Alex MacIntyre, proprietor of the business, is one of many Australians making a name for themselves in overseas lands. Industrious Australian baristas helped bring specialty coffee to London in the last decade, and in 2014, your barista in Berlin or Paris is just as likely to be from Melbourne or Sydney. London was a logical step for MacIntyre, originally a Sydneysider. “Although there is an incredible and quite mature coffee industry in Australia,” he told me, “I was drawn to London because I felt it could be a bit more creative; the industry is younger, more dynamic, and there are fewer established preconceptions as to how a café should present itself or how coffee should be served.”
The coffee selection at MacIntyre is indeed dynamic, with regular offerings from American roasters like Heart (Portland), Dogwood (Minneapolis), Madcap (Grand Rapids / Washington DC) and Ceremony (Annapolis), in rotation alongside London roasters Workshop and Square Mile.
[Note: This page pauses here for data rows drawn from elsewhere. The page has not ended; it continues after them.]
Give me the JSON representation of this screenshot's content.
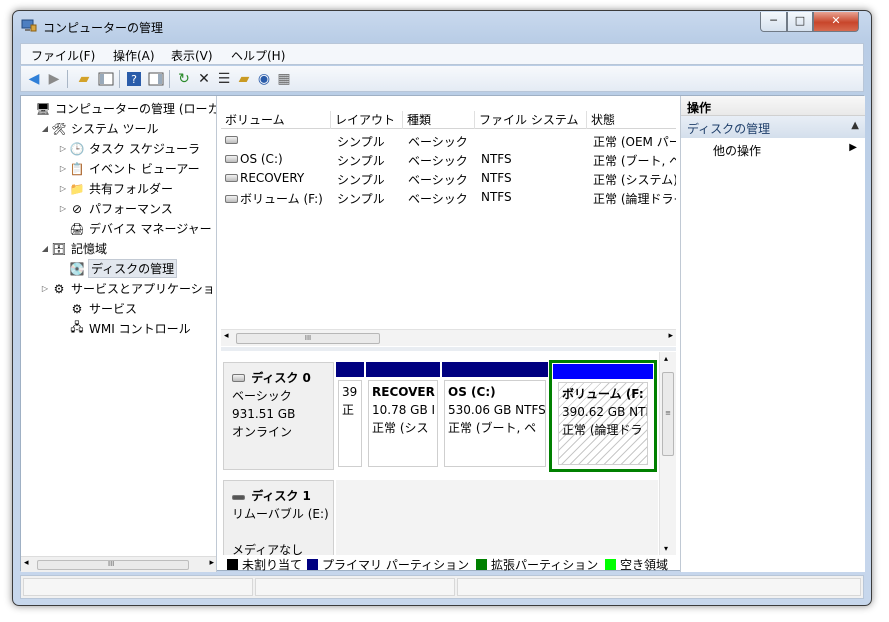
{
  "window": {
    "title": "コンピューターの管理",
    "minimize": "─",
    "maximize": "□",
    "close": "✕"
  },
  "menu": [
    "ファイル(F)",
    "操作(A)",
    "表示(V)",
    "ヘルプ(H)"
  ],
  "tree": [
    {
      "label": "コンピューターの管理 (ローカル)",
      "icon": "computer-icon",
      "level": 0,
      "expander": ""
    },
    {
      "label": "システム ツール",
      "icon": "tools-icon",
      "level": 1,
      "expander": "◢"
    },
    {
      "label": "タスク スケジューラ",
      "icon": "clock-icon",
      "level": 2,
      "expander": "▷"
    },
    {
      "label": "イベント ビューアー",
      "icon": "event-viewer-icon",
      "level": 2,
      "expander": "▷"
    },
    {
      "label": "共有フォルダー",
      "icon": "shared-folder-icon",
      "level": 2,
      "expander": "▷"
    },
    {
      "label": "パフォーマンス",
      "icon": "performance-icon",
      "level": 2,
      "expander": "▷"
    },
    {
      "label": "デバイス マネージャー",
      "icon": "device-manager-icon",
      "level": 2,
      "expander": ""
    },
    {
      "label": "記憶域",
      "icon": "storage-icon",
      "level": 1,
      "expander": "◢"
    },
    {
      "label": "ディスクの管理",
      "icon": "disk-management-icon",
      "level": 2,
      "expander": "",
      "selected": true
    },
    {
      "label": "サービスとアプリケーション",
      "icon": "services-apps-icon",
      "level": 1,
      "expander": "▷"
    },
    {
      "label": "サービス",
      "icon": "services-icon",
      "level": 2,
      "expander": ""
    },
    {
      "label": "WMI コントロール",
      "icon": "wmi-icon",
      "level": 2,
      "expander": ""
    }
  ],
  "volumes": {
    "columns": [
      "ボリューム",
      "レイアウト",
      "種類",
      "ファイル システム",
      "状態"
    ],
    "rows": [
      {
        "name": "",
        "layout": "シンプル",
        "type": "ベーシック",
        "fs": "",
        "status": "正常 (OEM パーティション)"
      },
      {
        "name": "OS (C:)",
        "layout": "シンプル",
        "type": "ベーシック",
        "fs": "NTFS",
        "status": "正常 (ブート, ページ ファイル)"
      },
      {
        "name": "RECOVERY",
        "layout": "シンプル",
        "type": "ベーシック",
        "fs": "NTFS",
        "status": "正常 (システム)"
      },
      {
        "name": "ボリューム (F:)",
        "layout": "シンプル",
        "type": "ベーシック",
        "fs": "NTFS",
        "status": "正常 (論理ドライブ)"
      }
    ],
    "hscroll_grip": "III"
  },
  "disks": [
    {
      "title": "ディスク 0",
      "kind": "ベーシック",
      "size": "931.51 GB",
      "state": "オンライン",
      "partitions": [
        {
          "name": "",
          "size": "39",
          "status": "正",
          "kind": "primary"
        },
        {
          "name": "RECOVER",
          "size": "10.78 GB I",
          "status": "正常 (シス",
          "kind": "primary"
        },
        {
          "name": "OS  (C:)",
          "size": "530.06 GB NTFS",
          "status": "正常 (ブート, ペ",
          "kind": "primary"
        },
        {
          "name": "ボリューム  (F:",
          "size": "390.62 GB NTI",
          "status": "正常 (論理ドラ",
          "kind": "logical"
        }
      ]
    },
    {
      "title": "ディスク 1",
      "kind": "リムーバブル (E:)",
      "size": "",
      "state": "メディアなし",
      "partitions": []
    }
  ],
  "disk_vscroll_grip": "≡",
  "legend": [
    {
      "label": "未割り当て",
      "color": "#000000"
    },
    {
      "label": "プライマリ パーティション",
      "color": "#000080"
    },
    {
      "label": "拡張パーティション",
      "color": "#008000"
    },
    {
      "label": "空き領域",
      "color": "#00ff00"
    }
  ],
  "actions": {
    "header": "操作",
    "section": "ディスクの管理",
    "section_caret": "▲",
    "items": [
      {
        "label": "他の操作",
        "arrow": "▶"
      }
    ]
  },
  "tree_hscroll_grip": "III",
  "colors": {
    "primary": "#000080",
    "logical_header": "#0000ff",
    "extended": "#008000",
    "free": "#00ff00"
  }
}
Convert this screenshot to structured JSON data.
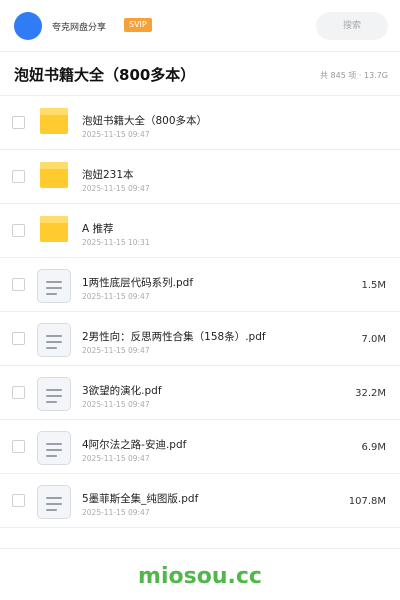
{
  "header": {
    "share_name": "夸克网盘分享",
    "badge": "SVIP",
    "search_placeholder": "搜索"
  },
  "folder": {
    "title": "泡妞书籍大全（800多本）",
    "stats": "共 845 项 · 13.7G"
  },
  "colors": {
    "accent_blue": "#2f7cf6",
    "svip_orange": "#f7a13a",
    "folder_yellow": "#ffcb2e",
    "watermark_green": "#52b74b"
  },
  "files": [
    {
      "name": "泡妞书籍大全（800多本）",
      "date": "2025-11-15 09:47",
      "size": "",
      "icon": "folder-icon"
    },
    {
      "name": "泡妞231本",
      "date": "2025-11-15 09:47",
      "size": "",
      "icon": "folder-icon"
    },
    {
      "name": "A 推荐",
      "date": "2025-11-15 10:31",
      "size": "",
      "icon": "folder-icon"
    },
    {
      "name": "1两性底层代码系列.pdf",
      "date": "2025-11-15 09:47",
      "size": "1.5M",
      "icon": "document-icon"
    },
    {
      "name": "2男性向：反思两性合集（158条）.pdf",
      "date": "2025-11-15 09:47",
      "size": "7.0M",
      "icon": "document-icon"
    },
    {
      "name": "3欲望的演化.pdf",
      "date": "2025-11-15 09:47",
      "size": "32.2M",
      "icon": "document-icon"
    },
    {
      "name": "4阿尔法之路-安迪.pdf",
      "date": "2025-11-15 09:47",
      "size": "6.9M",
      "icon": "document-icon"
    },
    {
      "name": "5墨菲斯全集_纯图版.pdf",
      "date": "2025-11-15 09:47",
      "size": "107.8M",
      "icon": "document-icon"
    }
  ],
  "watermark": "miosou.cc"
}
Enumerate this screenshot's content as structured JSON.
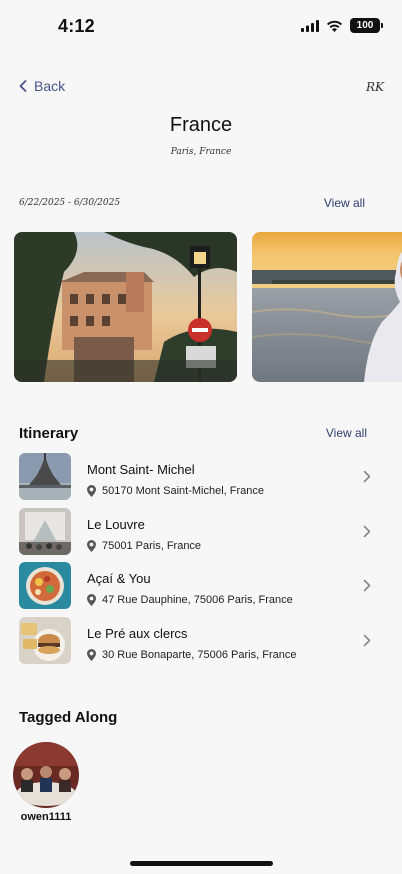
{
  "status": {
    "time": "4:12",
    "battery": "100"
  },
  "nav": {
    "back_label": "Back",
    "user_initials": "RK"
  },
  "trip": {
    "title": "France",
    "location": "Paris, France",
    "dates": "6/22/2025 - 6/30/2025",
    "photos_view_all": "View all"
  },
  "itinerary": {
    "title": "Itinerary",
    "view_all": "View all",
    "items": [
      {
        "name": "Mont Saint- Michel",
        "address": "50170 Mont Saint-Michel, France"
      },
      {
        "name": "Le Louvre",
        "address": "75001 Paris, France"
      },
      {
        "name": "Açaí & You",
        "address": "47 Rue Dauphine, 75006 Paris, France"
      },
      {
        "name": "Le Pré aux clercs",
        "address": "30 Rue Bonaparte, 75006 Paris, France"
      }
    ]
  },
  "tagged": {
    "title": "Tagged Along",
    "people": [
      {
        "username": "owen1111"
      }
    ]
  },
  "colors": {
    "accent": "#2f3f6f",
    "background": "#f7f7f7",
    "text": "#111111"
  },
  "icons": [
    "signal-icon",
    "wifi-icon",
    "battery-icon",
    "back-chevron-icon",
    "map-pin-icon",
    "chevron-right-icon"
  ]
}
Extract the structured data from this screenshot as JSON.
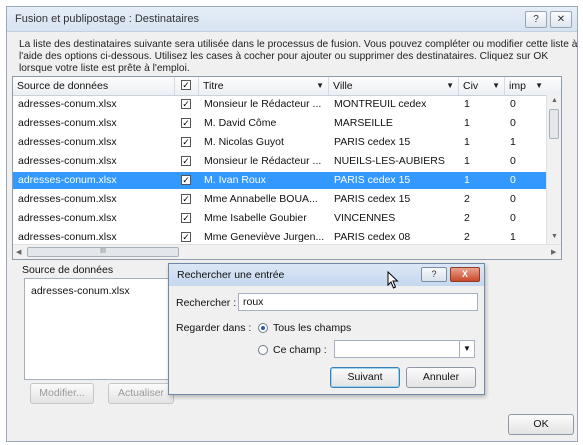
{
  "window": {
    "title": "Fusion et publipostage : Destinataires",
    "help_btn": "?",
    "close_btn": "✕",
    "description": "La liste des destinataires suivante sera utilisée dans le processus de fusion. Vous pouvez compléter ou modifier cette liste à l'aide des options ci-dessous. Utilisez les cases à cocher pour ajouter ou supprimer des destinataires. Cliquez sur OK lorsque votre liste est prête à l'emploi."
  },
  "table": {
    "columns": [
      "Source de données",
      "",
      "Titre",
      "Ville",
      "Civ",
      "imp"
    ],
    "rows": [
      {
        "source": "adresses-conum.xlsx",
        "checked": true,
        "titre": "Monsieur le Rédacteur ...",
        "ville": "MONTREUIL cedex",
        "civ": "1",
        "imp": "0"
      },
      {
        "source": "adresses-conum.xlsx",
        "checked": true,
        "titre": "M. David Côme",
        "ville": "MARSEILLE",
        "civ": "1",
        "imp": "0"
      },
      {
        "source": "adresses-conum.xlsx",
        "checked": true,
        "titre": "M. Nicolas Guyot",
        "ville": "PARIS cedex 15",
        "civ": "1",
        "imp": "1"
      },
      {
        "source": "adresses-conum.xlsx",
        "checked": true,
        "titre": "Monsieur le Rédacteur ...",
        "ville": "NUEILS-LES-AUBIERS",
        "civ": "1",
        "imp": "0"
      },
      {
        "source": "adresses-conum.xlsx",
        "checked": true,
        "titre": "M. Ivan Roux",
        "ville": "PARIS cedex 15",
        "civ": "1",
        "imp": "0",
        "selected": true
      },
      {
        "source": "adresses-conum.xlsx",
        "checked": true,
        "titre": "Mme Annabelle BOUA...",
        "ville": "PARIS cedex 15",
        "civ": "2",
        "imp": "0"
      },
      {
        "source": "adresses-conum.xlsx",
        "checked": true,
        "titre": "Mme Isabelle Goubier",
        "ville": "VINCENNES",
        "civ": "2",
        "imp": "0"
      },
      {
        "source": "adresses-conum.xlsx",
        "checked": true,
        "titre": "Mme Geneviève Jurgen...",
        "ville": "PARIS cedex 08",
        "civ": "2",
        "imp": "1"
      }
    ],
    "hscroll_thumb": "III"
  },
  "lower": {
    "source_label": "Source de données",
    "source_item": "adresses-conum.xlsx",
    "modifier": "Modifier...",
    "actualiser": "Actualiser",
    "ok": "OK"
  },
  "find": {
    "title": "Rechercher une entrée",
    "help_btn": "?",
    "close_btn": "X",
    "search_label": "Rechercher :",
    "search_value": "roux",
    "look_in_label": "Regarder dans :",
    "all_fields": "Tous les champs",
    "this_field": "Ce champ :",
    "next_button": "Suivant",
    "cancel_button": "Annuler"
  }
}
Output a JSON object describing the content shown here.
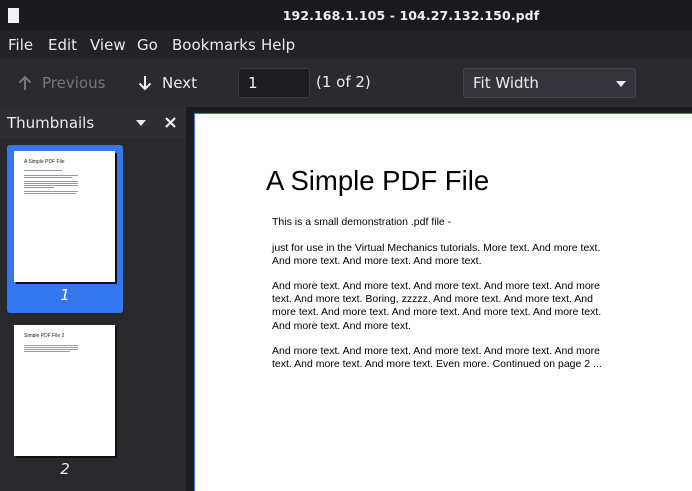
{
  "window": {
    "title": "192.168.1.105 - 104.27.132.150.pdf"
  },
  "menu": [
    "File",
    "Edit",
    "View",
    "Go",
    "Bookmarks",
    "Help"
  ],
  "toolbar": {
    "previous_label": "Previous",
    "next_label": "Next",
    "page_value": "1",
    "page_count": "(1 of 2)",
    "zoom_value": "Fit Width"
  },
  "sidebar": {
    "title": "Thumbnails",
    "thumbnails": [
      {
        "number": "1",
        "title": "A Simple PDF File",
        "selected": true
      },
      {
        "number": "2",
        "title": "Simple PDF File 2",
        "selected": false
      }
    ]
  },
  "document": {
    "title": "A Simple PDF File",
    "paragraphs": [
      "This is a small demonstration .pdf file -",
      "just for use in the Virtual Mechanics tutorials. More text. And more text. And more text. And more text. And more text.",
      "And more text. And more text. And more text. And more text. And more text. And more text. Boring, zzzzz. And more text. And more text. And more text. And more text. And more text. And more text. And more text. And more text. And more text.",
      "And more text. And more text. And more text. And more text. And more text. And more text. And more text. Even more. Continued on page 2 ..."
    ]
  },
  "colors": {
    "accent": "#3577ee",
    "toolbar_bg": "#2a2a2f",
    "page_bg": "#ffffff"
  }
}
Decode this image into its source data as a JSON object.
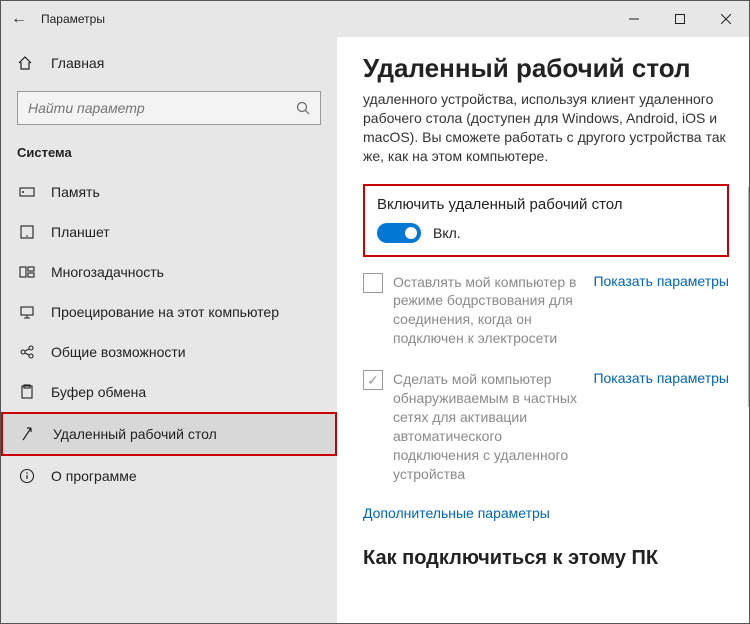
{
  "titlebar": {
    "back": "←",
    "title": "Параметры"
  },
  "home": {
    "label": "Главная"
  },
  "search": {
    "placeholder": "Найти параметр"
  },
  "category": "Система",
  "menu": {
    "items": [
      {
        "label": "Память"
      },
      {
        "label": "Планшет"
      },
      {
        "label": "Многозадачность"
      },
      {
        "label": "Проецирование на этот компьютер"
      },
      {
        "label": "Общие возможности"
      },
      {
        "label": "Буфер обмена"
      },
      {
        "label": "Удаленный рабочий стол"
      },
      {
        "label": "О программе"
      }
    ]
  },
  "content": {
    "heading": "Удаленный рабочий стол",
    "description": "удаленного устройства, используя клиент удаленного рабочего стола (доступен для Windows, Android, iOS и macOS). Вы сможете работать с другого устройства так же, как на этом компьютере.",
    "toggle": {
      "label": "Включить удаленный рабочий стол",
      "state": "Вкл."
    },
    "opt1": {
      "text": "Оставлять мой компьютер в режиме бодрствования для соединения, когда он подключен к электросети",
      "link": "Показать параметры"
    },
    "opt2": {
      "text": "Сделать мой компьютер обнаруживаемым в частных сетях для активации автоматического подключения с удаленного устройства",
      "link": "Показать параметры"
    },
    "advanced_link": "Дополнительные параметры",
    "subheading": "Как подключиться к этому ПК"
  }
}
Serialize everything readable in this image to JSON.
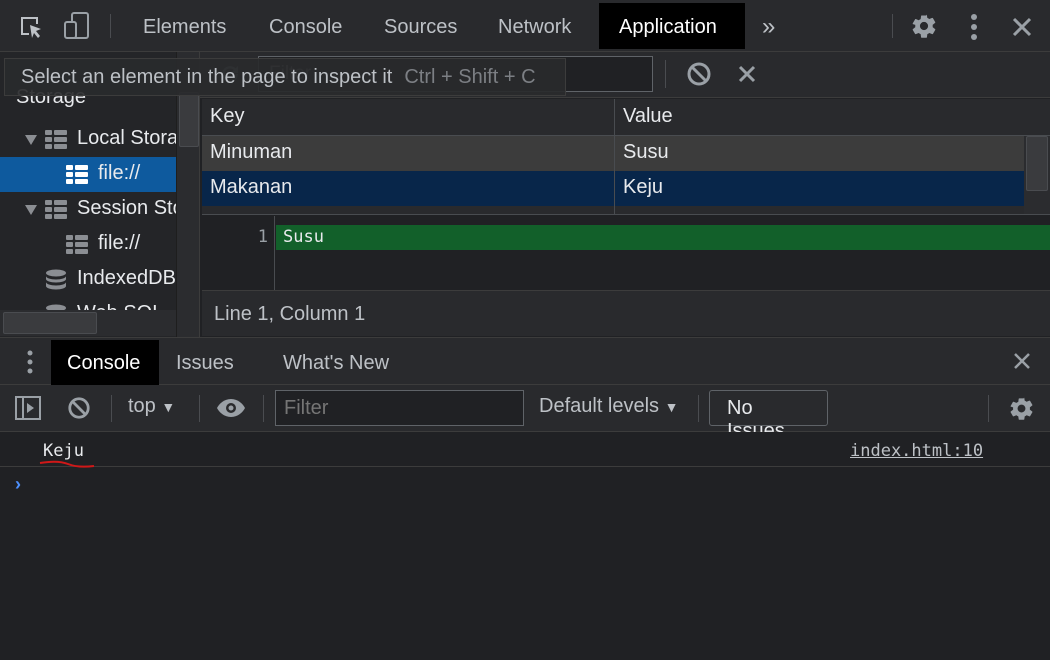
{
  "topbar": {
    "tabs": [
      {
        "label": "Elements",
        "active": false
      },
      {
        "label": "Console",
        "active": false
      },
      {
        "label": "Sources",
        "active": false
      },
      {
        "label": "Network",
        "active": false
      },
      {
        "label": "Application",
        "active": true
      }
    ],
    "more_tabs": "»",
    "icons": [
      "inspect-element-icon",
      "device-toolbar-icon",
      "settings-icon",
      "more-vertical-icon",
      "close-icon"
    ]
  },
  "tooltip": {
    "text": "Select an element in the page to inspect it",
    "shortcut": "Ctrl + Shift + C"
  },
  "app_toolbar": {
    "filter_placeholder": "Filter"
  },
  "sidebar": {
    "section_title": "Storage",
    "items": [
      {
        "label": "Local Storage",
        "icon": "grid",
        "expanded": true,
        "level": 0
      },
      {
        "label": "file://",
        "icon": "grid",
        "selected": true,
        "level": 1
      },
      {
        "label": "Session Storage",
        "icon": "grid",
        "expanded": true,
        "level": 0
      },
      {
        "label": "file://",
        "icon": "grid",
        "level": 1
      },
      {
        "label": "IndexedDB",
        "icon": "database",
        "level": 0
      },
      {
        "label": "Web SQL",
        "icon": "database",
        "level": 0
      }
    ]
  },
  "table": {
    "columns": [
      "Key",
      "Value"
    ],
    "rows": [
      {
        "key": "Minuman",
        "value": "Susu"
      },
      {
        "key": "Makanan",
        "value": "Keju"
      }
    ]
  },
  "preview": {
    "line_number": "1",
    "content": "Susu",
    "status": "Line 1, Column 1"
  },
  "drawer": {
    "tabs": [
      {
        "label": "Console",
        "active": true
      },
      {
        "label": "Issues",
        "active": false
      },
      {
        "label": "What's New",
        "active": false
      }
    ]
  },
  "console_toolbar": {
    "context": "top",
    "filter_placeholder": "Filter",
    "levels": "Default levels",
    "issues": "No Issues"
  },
  "console": {
    "messages": [
      {
        "text": "Keju",
        "source": "index.html:10"
      }
    ],
    "prompt": "›"
  },
  "colors": {
    "selection": "#0e5a9e",
    "row_selected": "#08264a",
    "preview_highlight": "#12602a",
    "prompt": "#4d90fe",
    "annotation_underline": "#d01818"
  }
}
The presence of these roasters from the USA is definitely an anomaly in London, or any coffee bar outside of North America, really. MacIntyre Coffee is a rare new creature in the contemporary coffee scene: The Transatlantic Multi-Roaster.
But let’s look past the roster and dig a bit deeper. The equipment at MacIntyre is what you’d see used in any old cutting edge café these days, with espresso service anchored by two red Kees van der Westen Speedsters. Coffee is ground on the prolific Mahlkönig EK43 grinder, and a Marco Shuttle Brewer alone supplies the cafe’s filter coffee–there are no manual brew methods on offer at MacIntyre. The bar itself is a playground of customisations, the source of a great many cause-and-effect ‘ohhhh’ sounds from patrons and onlookers encountering a set of solutions to age-old cafe problems.
Firstly, the legs of the two Speedsters are placed into cut-outs in the bench and sunk into the bar, so as to lessen the physical barrier between customer and barista (and, in turn, the social awkwardness that can come from peering at people through towers of espresso cups). Inspiration for this design element comes from the open and interactive nature of many cocktail bars. Next, the drip-trays are custom jobs running the length of the bar, incorporating pitcher rinsers which streamlines the bar cleaning process. All coffee is ground using the EK43 and as such, beans are pre-weighed and often pre-dosed into the four group handles that all have their own cut-out space set into the bench next to the machine. This baristas can tamp using only one hand, allowing an appropriate body position conducive to even and consistent tamping.
Alex outlined his thought process behind the custom set-up, in a quote from our interview worth sharing in its entirety.
There is a feel of wild and genuine experimentation to Mr. MacIntyre’s bar flow approach. “I wanted to ask questions and try and consider issues that usually tend to be overlooked,” he explained. “My bar is far from perfect but it’s fun messing about.”
As well as innovating in the front of house, Alex MacIntyre has been working on a new grinder prototype. Still in its formative stages, it shows a lot of promise by approaching the analog problems of grinder technology with a digital set of solutions. “My aim was to create a grinder that can give a barista more precise control over dose using an integrated weight sensor,” he told me, going on to outline his plan to use “integrated sensors to supply more hard data” about the coffee grinding process.
This is all high geekery, of course, but the ultimate goal is to create a coffee grinder with digital controls and web-connectivity. According to MacIntyre, “the ultimate aim is to not only create a grinder that gives quality focused baristas more control and feedback, but also to allow larger companies a higher level of consistent quality than they might otherwise have had in the past.”
With this web-connected interface, there’s theoretically huge potential for the better sharing of grinder data between coffee professionals around the world. Rather than variables like grind size changing due to an arbitrary turn of a dial, Mr. MacIntyre’s vision imagines a network of digital grinders, each capable of dialing in automatically based on a simple number value. Such a machine could potentially have many advantages; for example, the grinder could tell the barista when they need to change a burr set before their coffee quality ever starts to dip. This project is still in prototype land (pictured above), but a grinder that takes into account so many issues that are prevalent in most commercial models has a lot of possibilities.
I’m typically a hard sell when it comes to geeking out over machinery or shop fit-outs, but MacIntyre Coffee is a coffee bar I cannot help but be excited about. London is one of specialty coffee’s most competitive, exciting markets, and for a cafe that already stands out, one can’t help but feeling that Alex MacIntyre is just getting started.